Con anterioridad al contrato de 1 de abril de 2014 MARGUINDA 92 SLP ya venia girando la facturación por servicios asistenciales a pacientes particulares a las Mutuas y Aseguradoras Medicas que usaban de la clínica y nunca a MAZ (documento 53 actora).

La parte actora ha aportado como documento 53 el talonario en el que se conservan las copias de las facturas emitidas a todas las entidades a las que MARGUINDA 92 SLP prestaba sus servicios, sin que conste ni una sola factura girada contra la demandada; dichas facturas no tienen una secuencia numérica completa. Por su parte la demandada ha aportado fotocopias de las facturas que ha abonado a MARGUINDA 92 SLP. Aparentemente uniendo unas y otras se completaría la serie numérica correlativa anual. Unas y otras facturas contiene los mismos datos impresos y aparentemente están rellenas, de forma manual, por la misma persona.

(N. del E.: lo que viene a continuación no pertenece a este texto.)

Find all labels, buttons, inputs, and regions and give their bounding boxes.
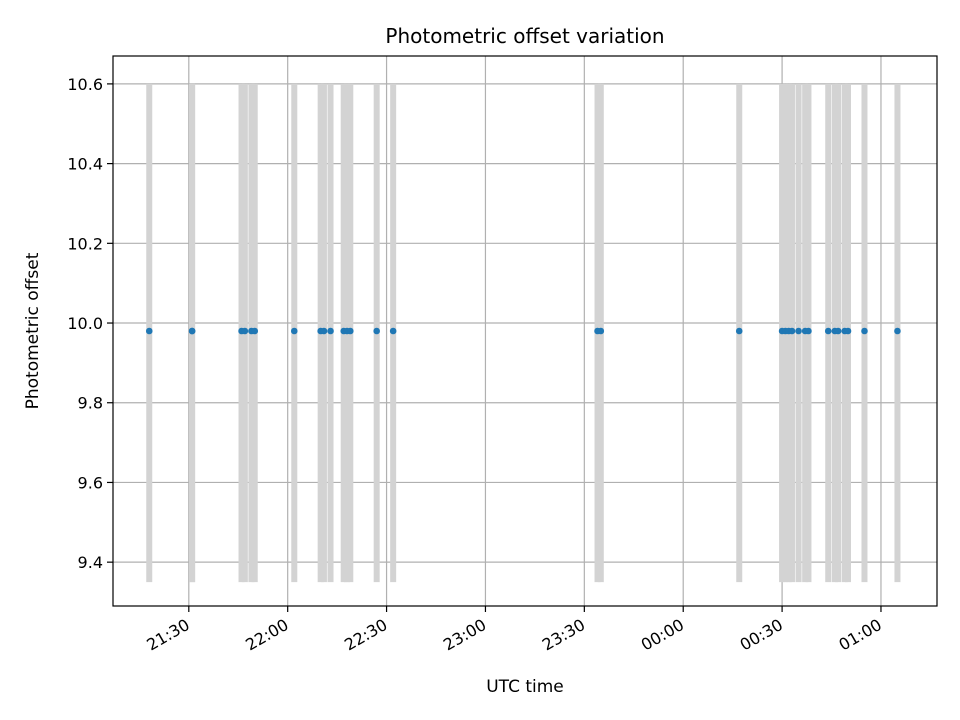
y-tick-label: 10.2	[67, 234, 103, 253]
data-point	[834, 327, 842, 335]
data-point	[145, 327, 153, 335]
y-tick-label: 10.6	[67, 75, 103, 94]
y-tick-label: 9.4	[78, 553, 103, 572]
data-point	[320, 327, 328, 335]
x-axis-label: UTC time	[486, 677, 564, 697]
data-point	[805, 327, 812, 335]
data-point	[188, 327, 196, 335]
data-point	[861, 327, 868, 335]
data-point	[389, 327, 397, 335]
data-point	[735, 327, 743, 335]
y-tick-label: 10.0	[67, 314, 103, 333]
plot-frame	[112, 55, 938, 607]
data-point	[290, 327, 298, 335]
data-point	[795, 327, 802, 335]
y-axis-label: Photometric offset	[23, 252, 43, 409]
data-point	[894, 327, 901, 335]
data-point	[251, 327, 259, 335]
data-point	[824, 327, 832, 335]
data-point	[597, 327, 605, 335]
y-tick-label: 10.4	[67, 155, 103, 174]
y-axis: 9.4 9.6 9.8 10.0 10.2 10.4 10.6	[67, 75, 113, 572]
y-tick-label: 9.8	[78, 394, 103, 413]
data-points	[145, 327, 901, 335]
data-point	[844, 327, 852, 335]
y-tick-label: 9.6	[78, 473, 103, 492]
data-point	[241, 327, 249, 335]
data-point	[788, 327, 796, 335]
chart-title: Photometric offset variation	[385, 24, 664, 48]
data-point	[347, 327, 354, 335]
data-point	[327, 327, 334, 335]
data-point	[373, 327, 380, 335]
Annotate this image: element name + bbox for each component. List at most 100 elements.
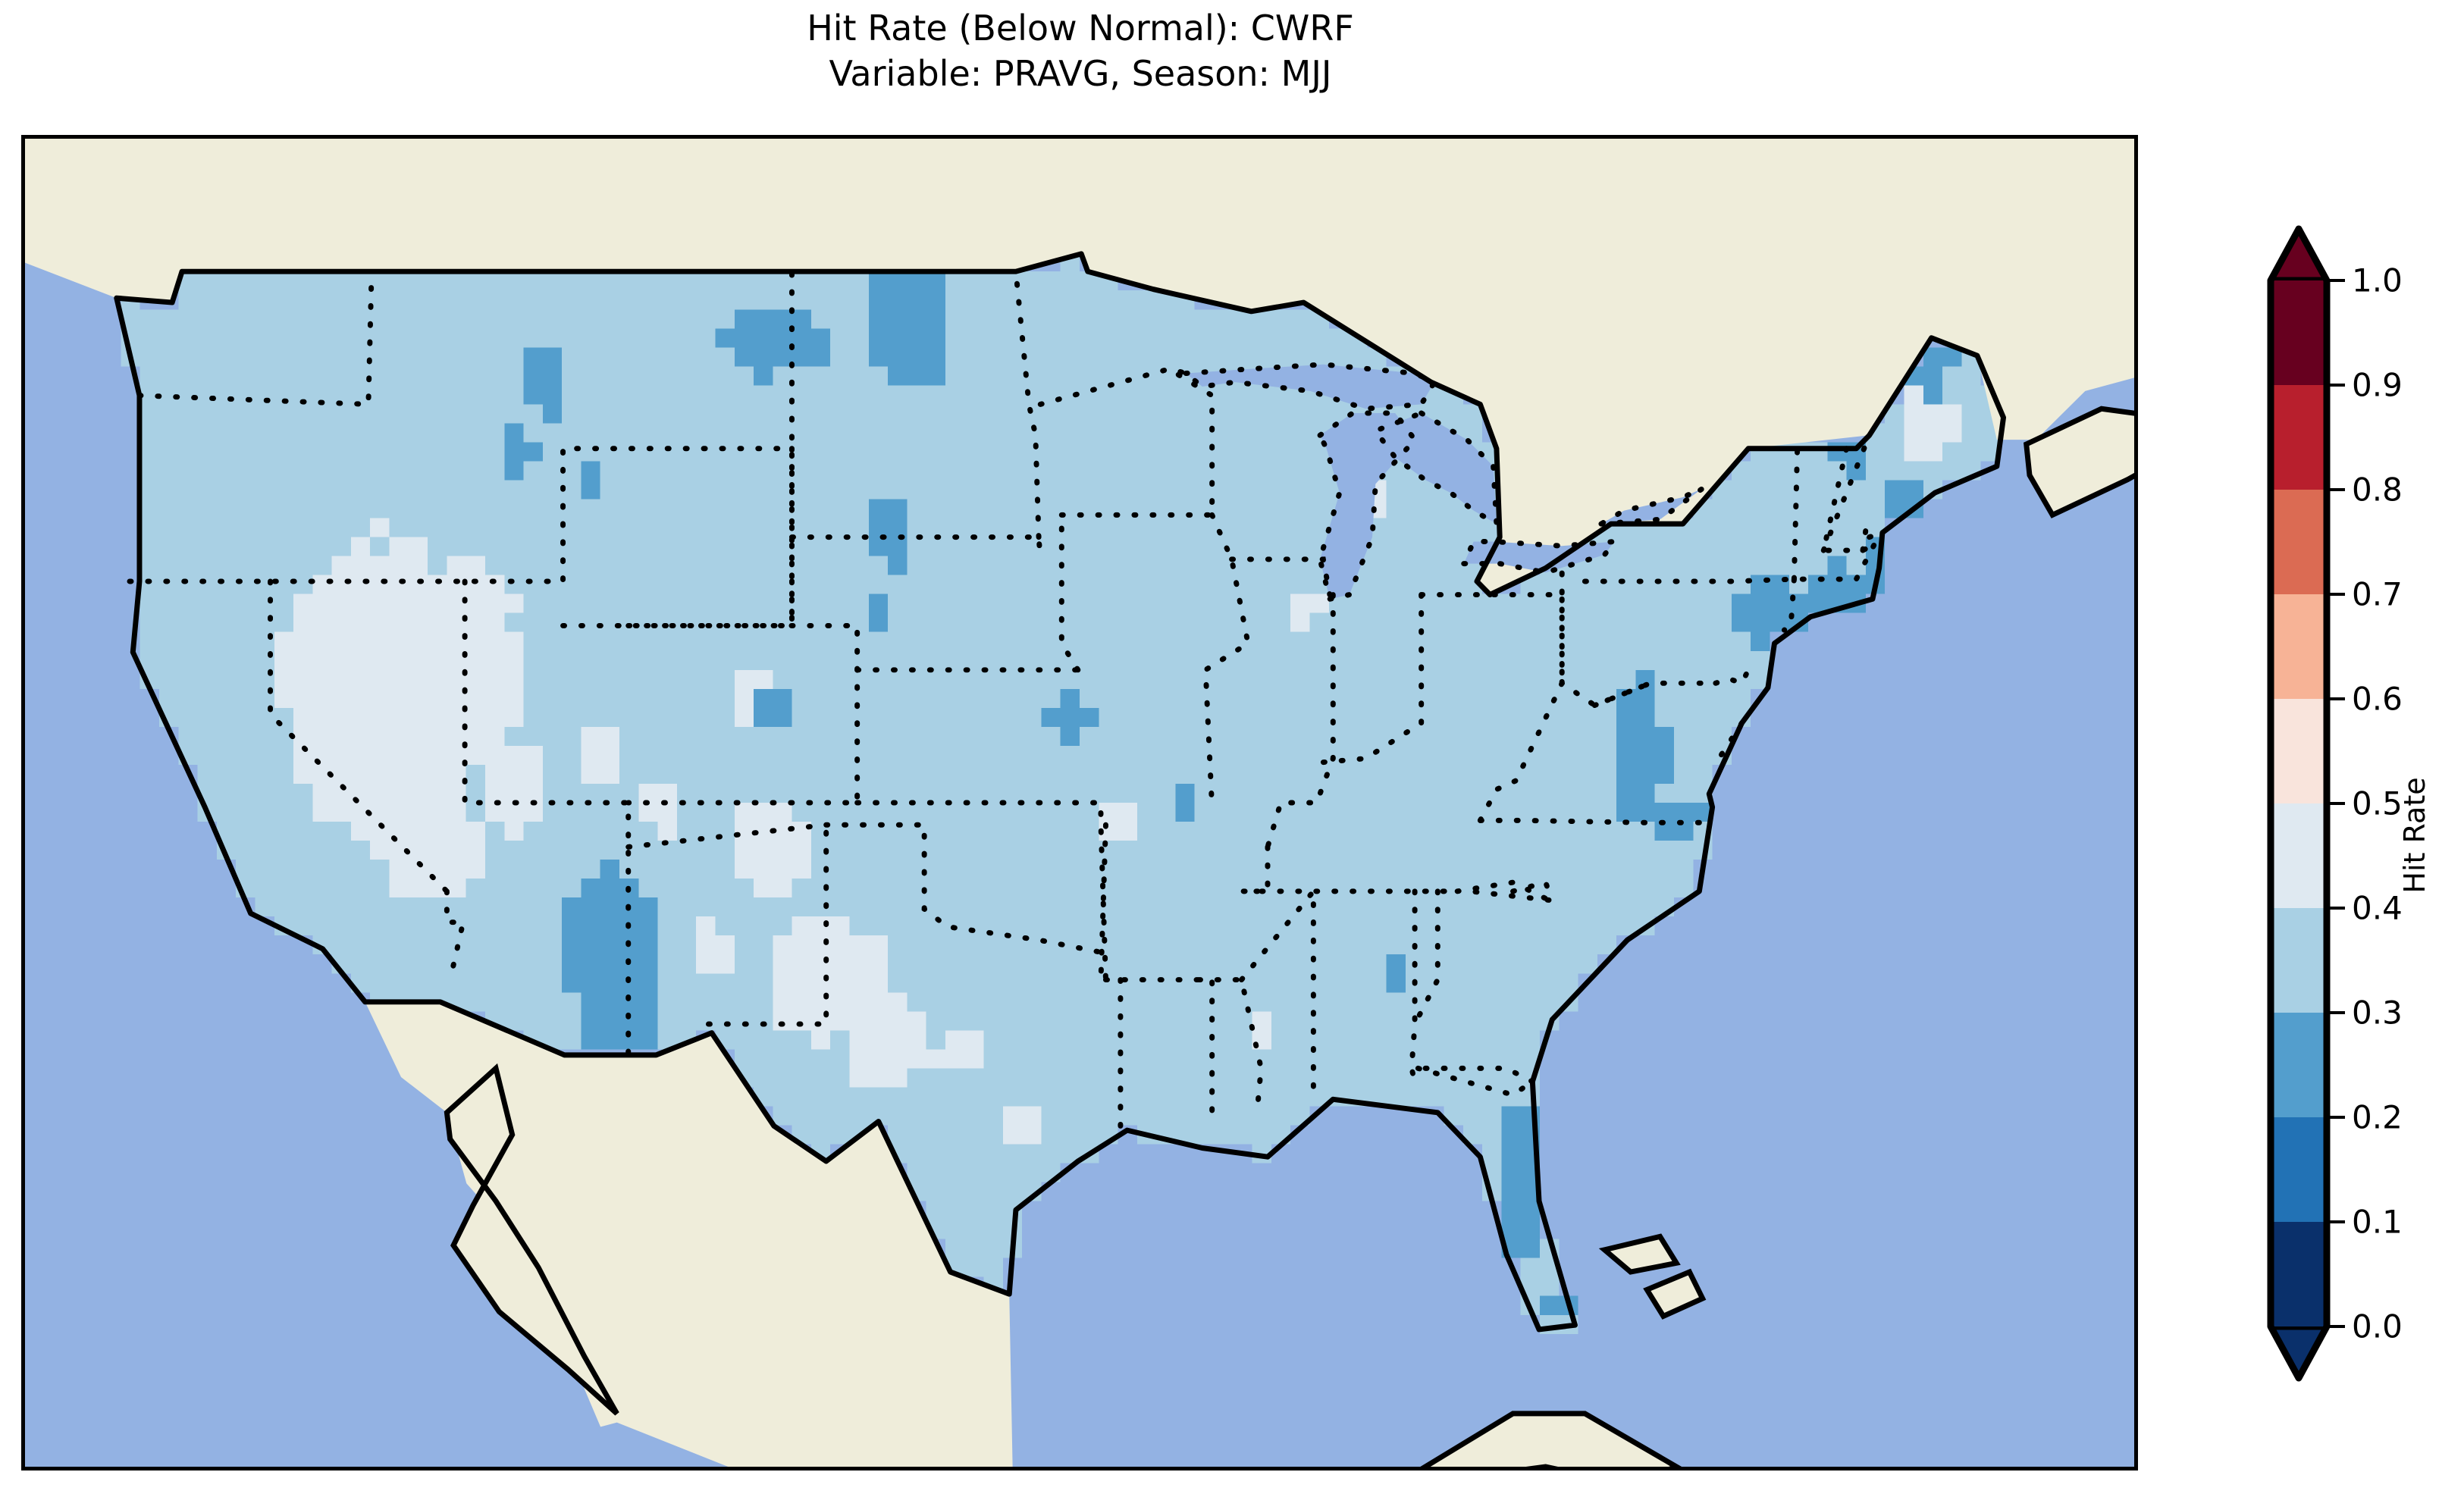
colorbar-band-0.1-0.2 <box>2269 1117 2328 1223</box>
title-line-2: Variable: PRAVG, Season: MJJ <box>829 52 1332 94</box>
state-border <box>1409 888 1418 1085</box>
state-border <box>1202 512 1251 810</box>
foreign-landmass <box>2023 406 2134 518</box>
colorbar-tick-mark <box>2328 488 2345 491</box>
state-border <box>1412 1065 1535 1085</box>
state-border <box>1058 371 1215 518</box>
colorbar-tick-label: 0.5 <box>2352 785 2403 822</box>
colorbar-tick-mark <box>2328 907 2345 910</box>
state-border <box>854 800 1108 983</box>
colorbar-tick-label: 0.6 <box>2352 680 2403 718</box>
foreign-landmass <box>1420 1411 1682 1467</box>
foreign-landmass <box>444 1063 619 1416</box>
map-panel[interactable] <box>21 135 2138 1471</box>
state-border <box>1467 888 1552 903</box>
colorbar-tick-mark <box>2328 1011 2345 1014</box>
state-border <box>444 888 467 983</box>
foreign-landmass <box>1643 1268 1707 1320</box>
colorbar[interactable]: 1.0 0.9 0.8 0.7 0.6 0.5 0.4 0.3 0.2 0.1 0.0 Hit Ra… <box>2267 225 2456 1440</box>
colorbar-tick-label: 0.1 <box>2352 1203 2403 1241</box>
state-border <box>1241 844 1460 894</box>
state-border <box>462 578 632 1058</box>
colorbar-bands <box>2269 280 2328 1327</box>
colorbar-tick-mark <box>2328 279 2345 282</box>
colorbar-band-0.3-0.4 <box>2269 908 2328 1013</box>
state-border <box>1098 822 1108 983</box>
colorbar-tick-mark <box>2328 802 2345 805</box>
great-lake <box>1320 413 1415 600</box>
lake-outline <box>1316 410 1419 603</box>
state-border <box>268 578 450 894</box>
colorbar-band-0.0-0.1 <box>2269 1222 2328 1327</box>
state-border <box>1412 888 1440 1027</box>
colorbar-tick-label: 0.0 <box>2352 1308 2403 1345</box>
state-border <box>1058 512 1081 673</box>
state-border <box>705 822 829 1027</box>
colorbar-tick-mark <box>2328 1116 2345 1119</box>
colorbar-band-0.8-0.9 <box>2269 385 2328 490</box>
colorbar-band-0.4-0.5 <box>2269 803 2328 909</box>
state-border <box>560 268 795 628</box>
state-border <box>1265 592 1336 850</box>
page-title: Hit Rate (Below Normal): CWRF Variable: … <box>0 6 2161 97</box>
colorbar-tick-mark <box>2328 1220 2345 1223</box>
great-lake <box>1375 413 1497 525</box>
state-border <box>788 534 1043 562</box>
state-border <box>1229 556 1333 598</box>
state-border <box>1820 432 1873 553</box>
foreign-landmass <box>25 139 2134 595</box>
state-border <box>625 622 861 806</box>
colorbar-band-0.2-0.3 <box>2269 1013 2328 1118</box>
colorbar-tick-label: 0.8 <box>2352 471 2403 509</box>
state-border <box>1781 576 1797 633</box>
colorbar-tick-label: 0.7 <box>2352 575 2403 613</box>
title-line-1: Hit Rate (Below Normal): CWRF <box>807 8 1354 49</box>
state-border <box>1582 538 1879 584</box>
state-border <box>1591 680 1719 709</box>
colorbar-tick-label: 1.0 <box>2352 262 2403 299</box>
foreign-land-layer <box>25 139 2134 1467</box>
state-border <box>1477 679 1654 823</box>
state-border <box>1713 667 1751 687</box>
state-border <box>1867 530 1886 540</box>
state-border <box>1477 817 1712 825</box>
foreign-landmass <box>365 1001 1013 1467</box>
state-border <box>1454 879 1552 903</box>
state-border <box>1314 592 1425 766</box>
state-border <box>823 822 1108 957</box>
colorbar-over-arrow <box>2269 227 2328 280</box>
colorbar-tick-label: 0.9 <box>2352 366 2403 404</box>
state-borders-layer <box>127 268 1886 1129</box>
colorbar-under-arrow <box>2269 1326 2328 1380</box>
state-border <box>136 268 375 408</box>
state-border <box>1791 446 1801 582</box>
great-lake <box>1186 364 1435 409</box>
lake-outline <box>1459 538 1620 575</box>
lake-outline <box>1371 410 1500 529</box>
state-border <box>1037 366 1189 407</box>
colorbar-tick-label: 0.2 <box>2352 1098 2403 1136</box>
state-border <box>1419 592 1565 686</box>
colorbar-tick-mark <box>2328 1325 2345 1328</box>
colorbar-band-0.6-0.7 <box>2269 594 2328 700</box>
state-border <box>127 446 795 584</box>
colorbar-band-0.5-0.6 <box>2269 699 2328 804</box>
colorbar-axis-label: Hit Rate <box>2398 777 2431 894</box>
state-border <box>1510 879 1555 903</box>
state-border <box>1239 884 1316 1102</box>
state-border <box>1196 977 1264 1107</box>
state-border <box>1102 977 1215 1116</box>
state-border <box>1820 446 1882 553</box>
state-border <box>1013 268 1042 540</box>
colorbar-tick-label: 0.4 <box>2352 889 2403 927</box>
colorbar-band-0.7-0.8 <box>2269 490 2328 595</box>
colorbar-tick-mark <box>2328 697 2345 700</box>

Veamos ahora la retribución de los demandantes. El extracto bancario aportado por los demandantes que detalla los movimientos de la cuenta corriente de MARGUINDA 92 SLP refleja los ingresos efectuados, por transferencias bancarias o ingreso de cheques, correspondientes tanto a la demandada como a las demás Mutuas y Compañías para las que se prestaba servicios de anestesia; en el extracto bancario se observa que cada mes se cargan dos cheques bancarios por idéntica cantidad (en el año 2014, la cantidad de 6000 en enero, 7000 en febrero, 5000 en marzo, 3000 en abril, 9000 en mayo, 6000 en junio, 2000 en Julio, 9000 en agosto y 5000 en septiembre) existiendo asimismo un cheque mensual que durante varios meses asciende a 250'57 € siendo los números los tres cheques bancarios correlativos y sucesivos mes a mes (folio 1353, documento número 52 de la parte actora). En el folio 1414, arriba citado, constan pagos a ASESORIA GRAL DE EMPRESAS CONSULTING S.A. por cuantía anual de 3.186'03 €, de lo que cabe deducir que a ella se refiere el tercer cheque mensual.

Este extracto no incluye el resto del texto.